In both cases, non-negligible external forces acts upon the system:
1. In the tennis ball system, there is a huge external force acting upon it from the brick wall, effectively REVERSING, not conserving, the ball's momentum.

2. In the wall+ball system, the force from the ground keeps the wall at rest.
This force must balance the ball's huge collision force upon the wall, and is therefore not negligible to the magnitude of the internal forces in the collision.
Hence, momentum conservation does not apply here either.

ENERGY, however, might well be conserved; in that case, we have an elastic collision.

 

[pkc111]

You don't need to consider the external forces, only the unbalanced / net external forces. If any object experiences external forces, but they are balanced, for example an objects weight and the normal reaction force when the object is on a table, there is no net external force, so it is as if no external forces act.

~H

OK, so wouldn't a loosely held wall (exaggerated example - on ice) react differently to a tightly held wall ?

 

[arildno]

OK, so wouldn't a loosely held wall (exaggerated example - on ice) react differently to a tightly held wall ?

Then, you WOULD have momentum conservation.

 

[Hootenanny]

OK, so wouldn't a loosely held wall (exaggerated example - on ice) react differently to a tightly held wall ?

My explanation isn't phrased correctly, arildino's is phrased much better, I'm going to have to work on my explanations.

~H

 

[pkc111]

Momentum is definitely NOT conserved, neither for the tennis ball system, or the tennis ball+brick wall system.

In both cases, non-negligible external forces acts upon the system:
1. In the tennis ball system, there is a huge external force acting upon it from the brick wall, effectively REVERSING, not conserving, the ball's momentum.

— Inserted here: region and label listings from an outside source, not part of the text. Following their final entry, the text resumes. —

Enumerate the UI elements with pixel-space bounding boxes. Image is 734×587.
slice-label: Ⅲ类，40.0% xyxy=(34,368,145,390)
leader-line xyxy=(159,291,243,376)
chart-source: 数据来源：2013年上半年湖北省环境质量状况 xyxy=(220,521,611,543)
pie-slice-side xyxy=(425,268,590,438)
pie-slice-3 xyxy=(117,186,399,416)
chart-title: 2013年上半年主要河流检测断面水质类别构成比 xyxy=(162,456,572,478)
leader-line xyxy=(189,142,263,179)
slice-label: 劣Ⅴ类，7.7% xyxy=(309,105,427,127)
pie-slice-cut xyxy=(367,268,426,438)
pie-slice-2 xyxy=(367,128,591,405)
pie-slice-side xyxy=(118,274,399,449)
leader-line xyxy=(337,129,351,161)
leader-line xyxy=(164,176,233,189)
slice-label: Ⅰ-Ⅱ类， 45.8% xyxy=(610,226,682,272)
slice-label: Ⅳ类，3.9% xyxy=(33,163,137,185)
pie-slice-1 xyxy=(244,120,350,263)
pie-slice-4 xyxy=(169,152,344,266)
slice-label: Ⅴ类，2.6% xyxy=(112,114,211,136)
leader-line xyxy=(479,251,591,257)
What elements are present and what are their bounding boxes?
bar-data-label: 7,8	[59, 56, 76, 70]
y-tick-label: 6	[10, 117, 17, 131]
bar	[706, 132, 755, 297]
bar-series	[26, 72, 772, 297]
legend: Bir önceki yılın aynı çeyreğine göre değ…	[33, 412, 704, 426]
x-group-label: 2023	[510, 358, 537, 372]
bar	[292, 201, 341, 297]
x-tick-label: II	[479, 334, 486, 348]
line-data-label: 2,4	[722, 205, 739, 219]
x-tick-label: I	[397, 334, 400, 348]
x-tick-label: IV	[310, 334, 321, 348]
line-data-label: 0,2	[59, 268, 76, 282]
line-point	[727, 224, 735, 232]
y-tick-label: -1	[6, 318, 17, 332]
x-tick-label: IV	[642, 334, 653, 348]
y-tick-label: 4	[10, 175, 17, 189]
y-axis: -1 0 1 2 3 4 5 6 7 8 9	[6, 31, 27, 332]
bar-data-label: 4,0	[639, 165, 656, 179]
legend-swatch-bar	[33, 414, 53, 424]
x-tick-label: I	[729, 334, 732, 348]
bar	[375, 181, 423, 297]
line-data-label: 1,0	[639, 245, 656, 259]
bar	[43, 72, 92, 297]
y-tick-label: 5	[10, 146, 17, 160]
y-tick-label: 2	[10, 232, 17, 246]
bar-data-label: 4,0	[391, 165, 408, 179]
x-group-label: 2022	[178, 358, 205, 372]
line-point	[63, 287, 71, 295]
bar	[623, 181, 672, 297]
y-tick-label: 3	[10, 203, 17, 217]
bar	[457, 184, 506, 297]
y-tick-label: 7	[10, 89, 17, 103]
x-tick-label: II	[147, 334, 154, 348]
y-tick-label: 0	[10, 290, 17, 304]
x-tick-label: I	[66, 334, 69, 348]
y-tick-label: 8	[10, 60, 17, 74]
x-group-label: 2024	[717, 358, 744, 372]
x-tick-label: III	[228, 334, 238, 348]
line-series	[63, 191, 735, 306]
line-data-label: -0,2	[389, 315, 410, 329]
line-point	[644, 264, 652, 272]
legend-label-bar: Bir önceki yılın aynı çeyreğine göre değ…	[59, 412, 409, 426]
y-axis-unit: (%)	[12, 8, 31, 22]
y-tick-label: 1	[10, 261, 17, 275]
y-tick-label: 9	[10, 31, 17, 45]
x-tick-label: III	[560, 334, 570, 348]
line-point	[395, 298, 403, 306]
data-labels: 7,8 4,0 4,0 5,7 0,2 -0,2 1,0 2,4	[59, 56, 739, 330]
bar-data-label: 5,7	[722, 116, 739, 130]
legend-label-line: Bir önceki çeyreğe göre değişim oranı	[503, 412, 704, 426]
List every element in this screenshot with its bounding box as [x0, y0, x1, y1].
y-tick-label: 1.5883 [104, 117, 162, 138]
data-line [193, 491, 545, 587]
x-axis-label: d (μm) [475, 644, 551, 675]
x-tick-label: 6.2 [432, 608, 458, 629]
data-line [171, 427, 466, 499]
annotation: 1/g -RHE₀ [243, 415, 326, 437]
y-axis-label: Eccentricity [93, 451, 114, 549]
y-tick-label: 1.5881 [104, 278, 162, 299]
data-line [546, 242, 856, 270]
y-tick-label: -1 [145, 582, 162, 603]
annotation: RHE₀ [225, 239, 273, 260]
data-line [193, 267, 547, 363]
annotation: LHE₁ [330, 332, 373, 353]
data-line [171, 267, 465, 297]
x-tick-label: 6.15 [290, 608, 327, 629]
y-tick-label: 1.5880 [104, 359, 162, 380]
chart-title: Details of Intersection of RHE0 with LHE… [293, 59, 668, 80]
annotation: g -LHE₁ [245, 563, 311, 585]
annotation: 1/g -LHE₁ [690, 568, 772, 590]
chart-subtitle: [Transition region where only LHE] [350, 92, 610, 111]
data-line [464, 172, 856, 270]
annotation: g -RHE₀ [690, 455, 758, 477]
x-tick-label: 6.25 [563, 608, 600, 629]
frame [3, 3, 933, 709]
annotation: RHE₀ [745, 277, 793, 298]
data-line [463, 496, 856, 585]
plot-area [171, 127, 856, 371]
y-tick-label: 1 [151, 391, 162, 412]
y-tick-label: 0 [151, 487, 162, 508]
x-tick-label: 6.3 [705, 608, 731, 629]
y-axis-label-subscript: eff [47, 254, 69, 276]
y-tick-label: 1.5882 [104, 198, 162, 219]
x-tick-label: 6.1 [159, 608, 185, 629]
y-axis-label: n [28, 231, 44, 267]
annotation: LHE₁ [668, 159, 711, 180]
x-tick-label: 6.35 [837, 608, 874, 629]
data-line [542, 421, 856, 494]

2. In the wall+ball system, the force from the ground keeps the wall at rest.
This force must balance the ball's huge collision force upon the wall, and is therefore not negligible to the magnitude of the internal forces in the collision.
Hence, momentum conservation does not apply here either.

ENERGY, however, might well be conserved; in that case, we have an elastic collision.

Thanks arildno, that makes sense.

I guess if you think of a fixed wall as an extension of the Earth then momentum may be conserved in the tennis ball + wall/earth system but the resulting velocity of the wall/earth would only be undetectably small for conservation to occur ?

 

[arildno]

In the ball+EARTH system, momentum is, indeed, conserved (neglecting any external forces from stars and such).

 

[Hootenanny]

Thanks arildno, that makes sense.

I guess if you think of a fixed wall as an extension of the Earth then momentum may be conserved in the tennis ball + wall/earth system but the resulting velocity of the wall/earth would only be undetectably small for conservation to occur ?

Yes, if you consider the Earth as part of the system, then you are correct, but as you stated only the tenis ball and the wall is part of the 'system', hence momentum for that system is not conserved.

~H

Edit: arildno has got there before me

 

[pkc111]

Thanks again guys, nite nite.

 

[arildno]

As a note, in the elastic collision between an object A (approaching B with velocity V) and B (at rest initially) where external forces are negligible, the final velocities are:
For Object A: (m-M)/(M+m)V, For B: 2mV/(M+m)
where m is the mass of A and M the mass of B.

Thus, if M>>m, Object A will effectively reverse its velocity, whereas B remains practically at rest.